É hora de a UE se posicionar sobre seu futuro político
2 de janeiro de 2014"Os hunos estão chegando!" Atualmente esse grito de guerra não ecoa apenas na mídia britânica, mas também nas mesas de bar conservadoras da Alemanha e até mesmo – abrandado em nome do que é politicamente correto – nos documentos dos partidos União Social Cristã (CSU) e Alternativa para a Alemanha (AfD).
O que se presencia aí é a tentativa de – por interesses de política partidária ou europeia – reduzir um problema complexo a um único aspecto: o perigo de que o previsto fluxo de imigrantes da Bulgária e da Romênia venha a sobrecarregar os sistemas sociais.
Contudo, a realidade é muito mais complicada. Em primeiro lugar, trata-se de cidadãos de dois diferentes países da União Europeia. Em segundo, esse grupo não é homogêneo: alguns vêm movidos pelo sincero desejo de encontrar trabalho, outros, de fato, estão de olho no seguro-desemprego e no salário-família. E uma parte é da etnia nômade rom ("ciganos"): na Bulgária e na Romênia vivem milhões de roma, em sua maioria, extremamente pobres e maltratados pela população majoritária.

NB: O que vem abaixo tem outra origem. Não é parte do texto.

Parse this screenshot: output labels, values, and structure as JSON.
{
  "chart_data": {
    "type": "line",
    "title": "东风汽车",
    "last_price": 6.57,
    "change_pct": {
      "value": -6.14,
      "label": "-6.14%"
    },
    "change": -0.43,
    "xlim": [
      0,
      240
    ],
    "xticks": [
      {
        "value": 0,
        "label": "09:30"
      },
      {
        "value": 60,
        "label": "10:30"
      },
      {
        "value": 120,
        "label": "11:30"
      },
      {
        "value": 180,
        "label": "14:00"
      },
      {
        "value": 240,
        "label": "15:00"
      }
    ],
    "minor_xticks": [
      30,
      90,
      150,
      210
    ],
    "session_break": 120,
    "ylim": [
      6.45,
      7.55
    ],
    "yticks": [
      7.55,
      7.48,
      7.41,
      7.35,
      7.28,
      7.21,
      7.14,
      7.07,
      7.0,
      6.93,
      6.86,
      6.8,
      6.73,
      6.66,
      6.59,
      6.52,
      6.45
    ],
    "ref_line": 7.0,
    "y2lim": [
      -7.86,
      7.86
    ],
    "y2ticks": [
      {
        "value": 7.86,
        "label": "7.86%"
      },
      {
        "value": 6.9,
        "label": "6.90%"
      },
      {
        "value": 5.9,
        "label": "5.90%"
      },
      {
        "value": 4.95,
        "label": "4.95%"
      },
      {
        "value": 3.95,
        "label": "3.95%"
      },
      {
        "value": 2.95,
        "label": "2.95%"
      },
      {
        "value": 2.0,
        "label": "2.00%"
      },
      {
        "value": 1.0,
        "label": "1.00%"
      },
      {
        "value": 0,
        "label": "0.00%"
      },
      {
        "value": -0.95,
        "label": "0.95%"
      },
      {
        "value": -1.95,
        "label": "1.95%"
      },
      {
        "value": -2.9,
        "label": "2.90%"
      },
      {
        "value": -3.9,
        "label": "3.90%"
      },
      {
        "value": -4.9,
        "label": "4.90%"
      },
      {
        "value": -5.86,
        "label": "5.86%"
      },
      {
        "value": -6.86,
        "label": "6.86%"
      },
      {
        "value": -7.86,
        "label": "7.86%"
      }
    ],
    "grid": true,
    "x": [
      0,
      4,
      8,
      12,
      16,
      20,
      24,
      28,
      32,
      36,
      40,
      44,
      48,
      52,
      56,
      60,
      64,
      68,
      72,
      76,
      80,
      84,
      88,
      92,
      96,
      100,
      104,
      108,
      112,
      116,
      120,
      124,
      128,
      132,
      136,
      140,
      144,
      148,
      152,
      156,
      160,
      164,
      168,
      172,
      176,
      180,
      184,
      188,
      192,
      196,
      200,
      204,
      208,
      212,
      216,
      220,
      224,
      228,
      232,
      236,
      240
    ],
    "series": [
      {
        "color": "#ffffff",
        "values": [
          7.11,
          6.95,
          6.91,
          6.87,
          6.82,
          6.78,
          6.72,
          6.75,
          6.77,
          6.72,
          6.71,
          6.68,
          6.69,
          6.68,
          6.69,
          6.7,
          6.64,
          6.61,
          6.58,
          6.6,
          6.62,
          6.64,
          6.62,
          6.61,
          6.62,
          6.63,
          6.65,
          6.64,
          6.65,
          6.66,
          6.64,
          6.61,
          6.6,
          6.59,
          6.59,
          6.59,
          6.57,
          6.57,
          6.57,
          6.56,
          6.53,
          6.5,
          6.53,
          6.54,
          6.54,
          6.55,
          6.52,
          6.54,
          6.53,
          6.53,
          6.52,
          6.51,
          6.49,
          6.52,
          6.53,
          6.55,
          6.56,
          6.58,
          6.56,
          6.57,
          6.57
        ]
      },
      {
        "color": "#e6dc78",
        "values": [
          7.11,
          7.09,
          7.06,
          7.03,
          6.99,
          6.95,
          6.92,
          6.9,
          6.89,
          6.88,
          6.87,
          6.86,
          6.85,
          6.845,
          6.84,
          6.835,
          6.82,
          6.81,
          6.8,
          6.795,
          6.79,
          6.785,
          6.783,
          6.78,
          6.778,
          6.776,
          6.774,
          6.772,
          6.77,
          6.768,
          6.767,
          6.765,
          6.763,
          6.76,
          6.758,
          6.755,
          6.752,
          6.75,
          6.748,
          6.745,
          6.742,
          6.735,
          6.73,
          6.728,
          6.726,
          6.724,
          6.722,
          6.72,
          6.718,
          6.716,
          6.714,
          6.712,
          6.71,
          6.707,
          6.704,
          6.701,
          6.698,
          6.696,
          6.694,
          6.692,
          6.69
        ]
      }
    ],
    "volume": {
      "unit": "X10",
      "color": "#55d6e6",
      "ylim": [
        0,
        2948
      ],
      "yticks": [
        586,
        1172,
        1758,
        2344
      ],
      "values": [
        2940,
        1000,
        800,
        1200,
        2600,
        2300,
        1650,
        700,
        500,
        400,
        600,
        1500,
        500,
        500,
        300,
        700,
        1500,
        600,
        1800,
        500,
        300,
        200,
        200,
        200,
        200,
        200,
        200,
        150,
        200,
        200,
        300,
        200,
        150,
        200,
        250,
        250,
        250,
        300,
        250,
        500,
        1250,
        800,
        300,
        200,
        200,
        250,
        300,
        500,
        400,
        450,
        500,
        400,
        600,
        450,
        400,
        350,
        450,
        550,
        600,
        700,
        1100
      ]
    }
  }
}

Em terceiro lugar, os imigrantes trazem qualificações diversas: entre eles há tanto médicos e engenheiros quanto semianalfabetos. E, por último, não existem prognósticos confiáveis, nem sobre o número desses imigrantes, nem sobre as previsíveis vantagens ou desvantagens para o mercado de trabalho e os sistemas sociais.

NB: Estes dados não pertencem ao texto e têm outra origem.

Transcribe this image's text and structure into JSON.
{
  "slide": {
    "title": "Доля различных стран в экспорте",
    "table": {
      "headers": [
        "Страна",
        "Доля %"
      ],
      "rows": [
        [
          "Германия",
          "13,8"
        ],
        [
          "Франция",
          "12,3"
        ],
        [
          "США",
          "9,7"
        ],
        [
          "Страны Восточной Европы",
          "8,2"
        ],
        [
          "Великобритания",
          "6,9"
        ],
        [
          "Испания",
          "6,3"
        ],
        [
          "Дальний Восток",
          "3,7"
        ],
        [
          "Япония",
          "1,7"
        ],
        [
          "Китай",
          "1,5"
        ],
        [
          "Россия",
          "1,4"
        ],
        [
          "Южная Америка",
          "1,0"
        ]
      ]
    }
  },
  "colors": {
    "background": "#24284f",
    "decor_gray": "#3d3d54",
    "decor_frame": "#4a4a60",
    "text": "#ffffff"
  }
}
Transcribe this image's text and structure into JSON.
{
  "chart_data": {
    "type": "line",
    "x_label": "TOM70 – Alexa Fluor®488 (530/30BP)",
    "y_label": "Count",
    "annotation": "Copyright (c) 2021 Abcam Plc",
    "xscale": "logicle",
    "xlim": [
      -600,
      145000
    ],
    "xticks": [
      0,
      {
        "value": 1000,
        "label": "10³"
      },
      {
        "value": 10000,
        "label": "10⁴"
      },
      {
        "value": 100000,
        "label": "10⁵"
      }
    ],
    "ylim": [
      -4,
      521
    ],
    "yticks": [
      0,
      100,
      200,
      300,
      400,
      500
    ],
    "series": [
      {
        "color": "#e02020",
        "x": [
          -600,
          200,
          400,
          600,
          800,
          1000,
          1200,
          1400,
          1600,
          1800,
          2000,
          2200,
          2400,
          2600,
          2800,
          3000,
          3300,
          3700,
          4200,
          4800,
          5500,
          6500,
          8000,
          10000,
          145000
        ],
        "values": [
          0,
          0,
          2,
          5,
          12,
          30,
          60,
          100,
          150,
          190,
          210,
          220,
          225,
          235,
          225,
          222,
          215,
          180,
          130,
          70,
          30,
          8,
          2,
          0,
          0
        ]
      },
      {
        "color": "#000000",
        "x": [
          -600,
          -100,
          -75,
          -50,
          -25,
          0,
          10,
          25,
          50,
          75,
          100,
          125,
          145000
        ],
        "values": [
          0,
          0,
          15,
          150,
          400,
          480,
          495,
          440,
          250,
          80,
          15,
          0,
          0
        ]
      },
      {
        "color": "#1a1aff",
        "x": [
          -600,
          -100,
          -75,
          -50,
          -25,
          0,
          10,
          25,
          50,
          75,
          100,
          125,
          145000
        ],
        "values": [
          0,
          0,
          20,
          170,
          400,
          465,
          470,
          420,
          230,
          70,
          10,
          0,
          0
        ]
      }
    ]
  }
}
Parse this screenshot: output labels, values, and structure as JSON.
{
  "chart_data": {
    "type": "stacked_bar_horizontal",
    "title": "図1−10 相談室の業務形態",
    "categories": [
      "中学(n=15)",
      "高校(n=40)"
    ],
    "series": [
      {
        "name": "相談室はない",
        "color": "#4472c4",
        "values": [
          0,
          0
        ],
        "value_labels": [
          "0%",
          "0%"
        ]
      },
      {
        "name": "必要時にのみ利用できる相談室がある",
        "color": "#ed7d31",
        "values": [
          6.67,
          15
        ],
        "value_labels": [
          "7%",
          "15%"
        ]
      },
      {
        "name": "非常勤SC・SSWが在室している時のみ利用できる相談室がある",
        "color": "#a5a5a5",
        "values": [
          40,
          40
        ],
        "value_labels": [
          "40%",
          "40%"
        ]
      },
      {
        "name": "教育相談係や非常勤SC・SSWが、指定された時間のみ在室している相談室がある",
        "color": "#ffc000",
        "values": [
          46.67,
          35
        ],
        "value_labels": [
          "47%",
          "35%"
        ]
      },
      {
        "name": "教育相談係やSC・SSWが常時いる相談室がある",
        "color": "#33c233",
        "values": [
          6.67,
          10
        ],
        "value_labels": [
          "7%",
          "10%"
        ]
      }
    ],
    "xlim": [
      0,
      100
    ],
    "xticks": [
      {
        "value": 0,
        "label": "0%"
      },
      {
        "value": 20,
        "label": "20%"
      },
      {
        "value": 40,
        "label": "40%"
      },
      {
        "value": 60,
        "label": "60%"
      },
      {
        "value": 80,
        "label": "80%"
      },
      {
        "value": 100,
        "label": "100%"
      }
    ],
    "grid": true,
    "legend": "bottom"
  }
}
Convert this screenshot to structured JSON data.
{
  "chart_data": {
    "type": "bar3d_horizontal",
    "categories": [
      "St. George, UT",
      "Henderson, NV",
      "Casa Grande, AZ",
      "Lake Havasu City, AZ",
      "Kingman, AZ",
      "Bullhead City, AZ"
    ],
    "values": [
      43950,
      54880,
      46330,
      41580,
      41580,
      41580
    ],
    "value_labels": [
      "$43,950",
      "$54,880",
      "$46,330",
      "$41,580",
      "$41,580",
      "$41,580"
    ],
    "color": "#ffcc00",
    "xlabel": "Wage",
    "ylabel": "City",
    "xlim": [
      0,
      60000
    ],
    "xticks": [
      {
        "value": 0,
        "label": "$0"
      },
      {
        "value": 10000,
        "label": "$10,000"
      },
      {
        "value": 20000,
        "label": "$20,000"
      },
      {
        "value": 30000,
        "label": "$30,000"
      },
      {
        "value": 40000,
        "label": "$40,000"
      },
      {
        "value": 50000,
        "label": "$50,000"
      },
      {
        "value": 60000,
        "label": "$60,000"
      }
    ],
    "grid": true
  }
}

"Mercado de trabalho" e "sistemas sociais" são os dois conceitos-chave em torno dos quais gira toda a discussão: é preciso separar esses níveis. Pois a mobilidade da mão de obra de todos os cidadãos da UE é um direito fundamental da comunidade e, como tal, intocável.
Já os sistemas sociais são da competência do direito nacional, e aí há realmente várias possibilidades de estruturação. Isso significa que tanto o Reino Unido quanto a Alemanha e outros países da UE podem perfeitamente introduzir restrições, as quais, por sua vez, estão eventualmente sujeitas a exame pelas diferentes cortes constitucionais nacionais e pelo Tribunal de Justiça da União Europeia.
E mesmo assim, tais restrições constituiriam um sinal equivocado. Pois – exatamente como no debate sobre o salvamento, com verbas da UE, dos bancos europeus ameaçados de falência – o que está em jogo é nada menos do que o futuro do bloco. Solidariedade como valor fundamental da UE faz ainda mais parte da discussão sobre o tema migração do que no caso dos bancos, pois não se trata de institutos financeiros arruinados, e sim de milhões de cidadãos.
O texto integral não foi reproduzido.